Go to the WWII museum and you can learn that this was the way they used to build ridges. But today the term means something different and that difference is being shown at Spanish Pass at Venice.
Excavators and bulldozers rolled into place Tuesday as a chocolatey plume of sandy water spilled out of a pipeline near Venice. “Café au lait,” joked John Helmers, Plaquemines Parish’s director of coastal resources, before the freshly dredged material turned from a deep caramel to an inky brown as more sand was pulled from the depths. Here at Spanish Pass, just a few hundred feet from the Mississippi River’s west bank, Louisiana is building a 7-mile-long ridge of land and marsh to attenuate the force of the storm-driven Gulf of Mexico. The $100 million project, funded with money from the 2010 BP oil disaster settlement, is part of the state’s 50-year, $50 billion effort to bolster Louisiana’s natural buffer against hurricanes. “This is almost at the front lines of the surges that are propagating up the Barataria Basin,” said Bren Haase, executive director of the state Coastal Protection and Restoration Authority. “It can slow the water that would be moving north with the storm surge and still those waves.”nola.com
Dredge and fill from offshore to the shore. A lot of sand!

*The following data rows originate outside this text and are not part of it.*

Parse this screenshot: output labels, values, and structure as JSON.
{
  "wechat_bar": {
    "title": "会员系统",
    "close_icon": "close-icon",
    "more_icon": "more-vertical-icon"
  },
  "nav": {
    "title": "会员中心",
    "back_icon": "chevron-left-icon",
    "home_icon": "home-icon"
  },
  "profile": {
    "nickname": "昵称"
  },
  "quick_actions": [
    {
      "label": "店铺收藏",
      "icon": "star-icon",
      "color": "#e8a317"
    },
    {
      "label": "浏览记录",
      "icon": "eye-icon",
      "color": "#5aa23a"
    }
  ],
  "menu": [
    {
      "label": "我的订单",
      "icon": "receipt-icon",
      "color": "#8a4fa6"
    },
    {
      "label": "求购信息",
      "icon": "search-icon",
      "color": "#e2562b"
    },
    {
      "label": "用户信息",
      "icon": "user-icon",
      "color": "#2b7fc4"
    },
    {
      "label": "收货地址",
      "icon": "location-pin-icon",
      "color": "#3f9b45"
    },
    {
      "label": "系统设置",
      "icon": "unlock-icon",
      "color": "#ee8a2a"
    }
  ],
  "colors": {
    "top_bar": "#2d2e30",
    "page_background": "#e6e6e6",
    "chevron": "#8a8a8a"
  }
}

To build the ridge, a contractor is dredging 10.7 million cubic yards of sand, water and mud – enough to fill the Caesars Superdome 2½ times – from a sand bar in the river and pumping it five miles west into Spanish Pass. The project, the largest ridge and marsh restoration undertaking in coastal agency’s 16-year history, is to be completed by September. The area was once a cypress swamp, said Helmers, who watched it convert to open water over the past 30 years. Oil and gas exploration canals that were dug through the swamp let saltwater intrude into the basin, killing the vegetation. Too, the leveeing of the river in the early 20th century cut off the swamp’s source of new sediment. While cypress trees are unlikely to return, the Spanish Pass project offers the area “a new beginning,” Helmers said. Once the ridge is complete, contractor Weeks Marine will plant native tree species, building on parish-sponsored plantings done nearby with help from an environmental nonprofit. “Ten years from now, this is going to be an awesome place,” Helmers said, watching muddy water spew from the dredge pipe.
A new beginning for the parish, one that should help to stem the flooding.
Plaquemines Parish President Kirk Lepine said the project will go a long way toward restoring some of the area’s lost habitat, adding it was a “much-needed first step” toward adding more storm protection for the southern portion of his parish. “We still believe in Venice,” he said. Coastal authority chairperson Chip Kline said the project also shows Louisiana’s commitment to using dredging as a tool to rebuild land. The authority has been criticized by some for a different method of building land, diverting sediment from the river into once-thriving marshes. Kline said the state will dredge almost half as much material over the next two years as it did in its first 15 years of existence. “In terms of the work going on and the dredging in the state, it’s increasing exponentially,” Haase said. “That’s really for three reasons: We’ve got the science backing it up in terms of the plan that we’ve got, the political will is there and despite the tragedy of the oil spill, it’s provided a significant source of funding.”
For many dredging is what is needed, not diversions. Dredging does not last as long and the cost is higher but seeing the fill fill the area is gratifying. A mix of both is probably the best.